There is a recurring gap between the people who define what good looks like and the people who have to make a cloud platform actually behave that way. I sit on both sides of it. I review ISACA’s IT Audit Framework and serve on its IT Audit and Assurance Advisory Group, and I hold deployment-approval authority over infrastructure at internet scale. The framework tells you which control objectives matter. It does not tell you how to enforce them on a platform that changes thousands of times a day. This post is about closing that gap on Microsoft Azure.

Why a framework is not a control

The IT Audit Framework gives you assurance objectives: access should be least privilege, changes should be authorized, data should be classified and protected, evidence should be retained. Those are outcomes. An auditor can confirm them after the fact. What an auditor cannot do is keep them true between assessments. On a cloud platform, the time between “compliant at audit” and “drifted in production” is measured in hours, not quarters. So the real engineering question is not “can we prove the control existed,” it is “can we make the control run continuously and produce its own evidence.”

That reframing is the whole point. An audit objective becomes useful in the cloud only when it is expressed as a control that executes automatically and emits a record every time it runs.

Mapping objectives to Azure mechanisms

On Azure, three services carry most of that load, and each maps to a different kind of assurance objective.

Azure Policy is where configuration and change objectives become enforcement. A policy with a deny effect refuses a non-compliant resource at creation, which is the cloud equivalent of a preventive control. A policy with a deployIfNotExists or modify effect remediates drift automatically, which is a detective control that also corrects.
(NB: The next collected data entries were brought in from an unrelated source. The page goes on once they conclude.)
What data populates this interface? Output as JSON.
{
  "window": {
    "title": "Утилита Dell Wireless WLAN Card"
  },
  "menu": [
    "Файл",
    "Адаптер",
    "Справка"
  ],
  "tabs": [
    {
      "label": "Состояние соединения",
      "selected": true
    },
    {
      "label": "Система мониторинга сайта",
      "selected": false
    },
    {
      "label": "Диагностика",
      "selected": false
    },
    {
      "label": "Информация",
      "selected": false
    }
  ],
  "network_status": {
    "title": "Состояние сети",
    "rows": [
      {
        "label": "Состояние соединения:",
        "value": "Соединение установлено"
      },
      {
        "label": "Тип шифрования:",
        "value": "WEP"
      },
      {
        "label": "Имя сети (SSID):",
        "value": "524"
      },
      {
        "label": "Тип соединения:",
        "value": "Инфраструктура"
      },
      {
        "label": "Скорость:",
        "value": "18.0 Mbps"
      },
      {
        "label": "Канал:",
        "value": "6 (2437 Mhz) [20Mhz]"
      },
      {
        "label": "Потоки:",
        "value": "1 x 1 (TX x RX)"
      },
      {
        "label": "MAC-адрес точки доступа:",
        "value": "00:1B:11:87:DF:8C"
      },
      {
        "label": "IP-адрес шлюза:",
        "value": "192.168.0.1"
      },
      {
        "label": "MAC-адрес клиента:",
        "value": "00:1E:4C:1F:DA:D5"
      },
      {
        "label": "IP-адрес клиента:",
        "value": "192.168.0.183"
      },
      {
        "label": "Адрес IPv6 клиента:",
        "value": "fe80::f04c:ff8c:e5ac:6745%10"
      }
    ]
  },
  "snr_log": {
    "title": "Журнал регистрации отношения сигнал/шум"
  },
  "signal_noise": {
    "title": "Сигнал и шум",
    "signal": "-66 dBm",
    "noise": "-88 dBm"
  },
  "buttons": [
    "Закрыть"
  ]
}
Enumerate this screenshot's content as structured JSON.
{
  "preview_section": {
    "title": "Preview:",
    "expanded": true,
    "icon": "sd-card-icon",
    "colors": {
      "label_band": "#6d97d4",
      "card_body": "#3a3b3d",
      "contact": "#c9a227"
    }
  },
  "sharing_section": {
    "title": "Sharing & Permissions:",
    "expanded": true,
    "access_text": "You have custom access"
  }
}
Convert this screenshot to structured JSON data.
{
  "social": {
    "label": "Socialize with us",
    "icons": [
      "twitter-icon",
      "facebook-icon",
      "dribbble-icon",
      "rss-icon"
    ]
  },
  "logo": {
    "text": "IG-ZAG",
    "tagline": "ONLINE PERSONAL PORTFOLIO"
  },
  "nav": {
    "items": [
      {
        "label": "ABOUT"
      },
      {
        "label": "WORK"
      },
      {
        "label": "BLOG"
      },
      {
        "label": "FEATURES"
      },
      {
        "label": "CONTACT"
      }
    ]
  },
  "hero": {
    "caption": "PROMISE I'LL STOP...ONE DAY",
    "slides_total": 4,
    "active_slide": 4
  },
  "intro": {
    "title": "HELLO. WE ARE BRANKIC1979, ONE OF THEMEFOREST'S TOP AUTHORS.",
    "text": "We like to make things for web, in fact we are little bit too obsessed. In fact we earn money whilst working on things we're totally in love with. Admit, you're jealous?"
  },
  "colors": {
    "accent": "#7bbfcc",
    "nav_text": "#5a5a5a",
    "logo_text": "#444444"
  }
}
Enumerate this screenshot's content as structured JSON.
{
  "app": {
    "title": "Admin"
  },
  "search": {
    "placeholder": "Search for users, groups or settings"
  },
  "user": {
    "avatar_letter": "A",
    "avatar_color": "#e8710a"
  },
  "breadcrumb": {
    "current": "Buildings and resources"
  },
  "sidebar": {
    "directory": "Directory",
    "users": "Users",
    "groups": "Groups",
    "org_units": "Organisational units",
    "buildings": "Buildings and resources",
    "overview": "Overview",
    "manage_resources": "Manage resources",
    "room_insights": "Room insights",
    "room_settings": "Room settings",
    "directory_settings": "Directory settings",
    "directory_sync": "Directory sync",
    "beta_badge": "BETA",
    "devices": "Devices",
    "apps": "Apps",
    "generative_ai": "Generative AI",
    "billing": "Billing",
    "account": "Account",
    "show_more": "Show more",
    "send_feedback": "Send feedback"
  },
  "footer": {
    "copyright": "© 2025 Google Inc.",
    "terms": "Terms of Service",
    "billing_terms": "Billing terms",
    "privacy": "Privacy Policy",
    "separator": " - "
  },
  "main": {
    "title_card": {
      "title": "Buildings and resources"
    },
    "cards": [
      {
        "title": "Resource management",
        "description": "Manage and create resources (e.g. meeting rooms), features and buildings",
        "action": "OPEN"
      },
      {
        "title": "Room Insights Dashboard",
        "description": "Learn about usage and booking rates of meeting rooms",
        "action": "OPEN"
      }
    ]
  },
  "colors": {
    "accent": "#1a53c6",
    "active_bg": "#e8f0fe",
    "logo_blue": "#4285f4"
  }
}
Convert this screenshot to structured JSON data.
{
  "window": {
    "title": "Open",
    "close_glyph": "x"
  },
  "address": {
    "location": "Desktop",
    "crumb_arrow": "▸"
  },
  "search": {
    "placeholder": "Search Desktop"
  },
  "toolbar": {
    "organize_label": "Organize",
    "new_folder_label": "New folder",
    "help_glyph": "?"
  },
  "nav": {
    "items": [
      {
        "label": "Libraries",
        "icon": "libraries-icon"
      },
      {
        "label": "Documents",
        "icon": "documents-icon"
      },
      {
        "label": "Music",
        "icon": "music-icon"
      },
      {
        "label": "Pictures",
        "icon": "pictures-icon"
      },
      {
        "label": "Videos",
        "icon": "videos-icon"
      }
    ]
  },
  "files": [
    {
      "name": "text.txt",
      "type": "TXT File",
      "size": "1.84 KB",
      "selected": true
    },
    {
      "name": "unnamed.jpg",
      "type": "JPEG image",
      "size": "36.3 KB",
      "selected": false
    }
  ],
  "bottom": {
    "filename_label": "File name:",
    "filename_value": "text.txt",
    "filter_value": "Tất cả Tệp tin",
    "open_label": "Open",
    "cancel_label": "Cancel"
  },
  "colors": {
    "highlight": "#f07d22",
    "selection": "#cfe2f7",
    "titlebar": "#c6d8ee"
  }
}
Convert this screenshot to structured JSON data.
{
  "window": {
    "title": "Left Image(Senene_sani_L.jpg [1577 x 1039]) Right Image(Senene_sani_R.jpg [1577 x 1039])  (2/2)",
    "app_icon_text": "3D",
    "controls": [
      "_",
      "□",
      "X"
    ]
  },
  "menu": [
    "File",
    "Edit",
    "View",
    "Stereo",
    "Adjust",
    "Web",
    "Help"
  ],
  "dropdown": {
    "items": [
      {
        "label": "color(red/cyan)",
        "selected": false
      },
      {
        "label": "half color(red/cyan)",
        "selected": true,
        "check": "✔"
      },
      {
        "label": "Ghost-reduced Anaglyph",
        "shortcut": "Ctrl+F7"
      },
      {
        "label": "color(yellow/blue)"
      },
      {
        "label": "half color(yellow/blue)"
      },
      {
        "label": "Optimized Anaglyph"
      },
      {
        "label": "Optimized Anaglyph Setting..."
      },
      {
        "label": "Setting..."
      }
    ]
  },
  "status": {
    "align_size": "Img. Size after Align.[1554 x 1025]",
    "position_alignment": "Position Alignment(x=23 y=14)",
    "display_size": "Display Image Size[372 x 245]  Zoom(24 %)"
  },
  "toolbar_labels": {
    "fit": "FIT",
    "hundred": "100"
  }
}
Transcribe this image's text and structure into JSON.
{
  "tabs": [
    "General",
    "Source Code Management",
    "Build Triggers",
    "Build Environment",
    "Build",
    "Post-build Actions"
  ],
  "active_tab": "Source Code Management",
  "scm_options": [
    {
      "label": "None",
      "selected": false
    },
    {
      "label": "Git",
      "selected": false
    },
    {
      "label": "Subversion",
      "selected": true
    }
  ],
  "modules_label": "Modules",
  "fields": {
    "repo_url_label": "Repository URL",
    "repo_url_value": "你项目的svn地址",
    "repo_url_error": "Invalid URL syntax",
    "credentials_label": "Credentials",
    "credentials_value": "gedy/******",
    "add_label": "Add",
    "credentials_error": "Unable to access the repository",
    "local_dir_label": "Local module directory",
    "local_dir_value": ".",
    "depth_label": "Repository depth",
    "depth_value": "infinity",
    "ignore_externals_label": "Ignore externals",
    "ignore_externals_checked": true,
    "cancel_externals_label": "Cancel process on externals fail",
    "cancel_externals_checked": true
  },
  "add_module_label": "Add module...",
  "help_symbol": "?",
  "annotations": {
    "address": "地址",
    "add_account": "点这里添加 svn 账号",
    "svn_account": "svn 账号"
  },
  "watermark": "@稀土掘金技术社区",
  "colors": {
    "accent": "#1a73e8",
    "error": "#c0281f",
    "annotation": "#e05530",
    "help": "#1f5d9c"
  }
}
Grouping policies into an initiative lets you express a whole control domain at once, and Azure Policy’s own compliance state becomes the evidence that the control is in force across every subscription it touches.

Microsoft Defender for Cloud is where posture and risk objectives live. Its Regulatory Compliance dashboard maps your environment against control baselines and shows pass or fail per control with the affected resources named, which is exactly the artifact an assurance objective needs. Secure Score turns posture into a trend you can govern over time, and attack-path analysis answers the question auditors increasingly ask, which is not “is this setting wrong” but “can this combination of settings be exploited.”

Microsoft Purview is where data-governance and evidence-retention objectives land. Classification and sensitivity labeling operationalize the “know and protect your data” objective, and unified audit and data lifecycle controls give you the retention and traceability that audit objectives assume but rarely get.

Designing for the auditor and the engineer at once

The discipline I apply is to write every control so it satisfies both readers. The engineer needs a control that runs in the platform and fails closed. The auditor needs the control to leave a record that is durable and queryable without anyone assembling it by hand. Azure Policy compliance state, Defender for Cloud’s compliance dashboard, and Purview’s audit trail are all machine-generated, which means the evidence is a byproduct of enforcement rather than a separate project. That is the property that lets a control scale: nobody has to remember to collect proof, because producing proof is what the control does.

A practical sequence that works: take one ITAF control domain, express its preventive objectives as Azure Policy deny effects, express its detective objectives as Defender for Cloud recommendations tracked in Secure Score, point its data objectives at Purview, and then confirm that each produces an artifact you would be comfortable handing to an external assessor. Repeat per domain. You end up with a control plane where the audit report is a view over live enforcement, not a snapshot someone reconstructed the week before the assessment.

The takeaway

A framework like ITAF is a map of what to assure. Azure Policy, Defender for Cloud, and Purview are the terrain where assurance either happens or does not. The work that matters, and the work most organizations skip, is the translation between them: turning each control objective into a mechanism that runs continuously and proves itself as it runs. Do that, and compliance stops being a periodic scramble and becomes a property of the platform.